Shaw moved to the Seattle area in 1994, taking a job in corporate communications for Microsoft (a brief biography is here). He especially worked on the company's corporate social responsibility programs. One of his brainstorms, Libraries Online, turned out to be a very early project by the Gates Foundation, which Greg joined in 2004. At the Foundation he currently works on grantee and partner engagement. Earlier jobs involved public policy advocacy and working on programs focused on early childhood education and housing for the homeless.
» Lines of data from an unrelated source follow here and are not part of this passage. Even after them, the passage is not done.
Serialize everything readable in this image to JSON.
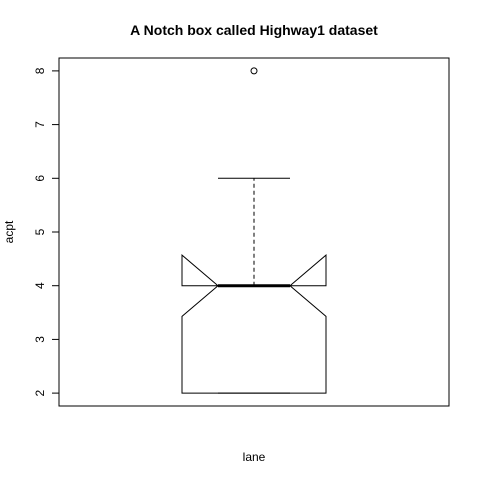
{
  "chart_data": {
    "type": "boxplot",
    "title": "A Notch box called Highway1 dataset",
    "xlabel": "lane",
    "ylabel": "acpt",
    "ylim": [
      1.76,
      8.24
    ],
    "yticks": [
      2,
      3,
      4,
      5,
      6,
      7,
      8
    ],
    "notch": true,
    "series": [
      {
        "min": 2,
        "q1": 2,
        "median": 4,
        "q3": 4,
        "max": 6,
        "notch_lower": 3.43,
        "notch_upper": 4.57,
        "outliers": [
          8
        ]
      }
    ],
    "grid": false,
    "legend": "none"
  }
}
I'm very proud of Crosscut, its staff, its writers, and its board. It's been an invigorating task in getting it through its first five years, just as it will be a wonderful organization to be part of for the next five. I am also very grateful for all you readers and donors and members and scores of writers who have kept us going and kept us to high standards.

When I retired from Seattle Weekly in 1997, upon its sale to New York's Village Voice, I sought out Paul Brainerd for advice on my next activities. Brainerd, also a former journalist, had enjoyed financial success at Aldus and was now busy creating worthy ventures to save the Northwest's environment and to coax young tech world-beaters into doing good works and social entrepreneurship. He does good guru.

His advice to me was not to start enterprises I might like to run for two decades or so (as was the case with Seattle Weekly), but to help start several worthy ventures in the field of "building intellectual infrastructure" that I announced as my post-Weekly goal. Brainerd advised that this meant arranging matters so that the leadership was passed fairly early to a carefully selected person who would run things for years. One other bit of advice: be clear about what your role will be after the transition, and avoid "founder's syndrome"; that means being helpful where needed (and when asked) and not nervously hovering.

That pattern worked out very well at Town Hall Seattle, where my estimable successor, Wier Harman, has vaulted the organization into being one of the best (and best-loved) multi-disciplinary civic and arts centers in the nation, taking it far beyond what I could have accomplished.

I fully expect that I and all our Crosscut readers and well-wishers will get to enjoy this "Act II" again.  A gratifying aspect of this new kind of community-led nonprofit journalism is that it takes many of us, working together, to make it happen. Count me in, Greg!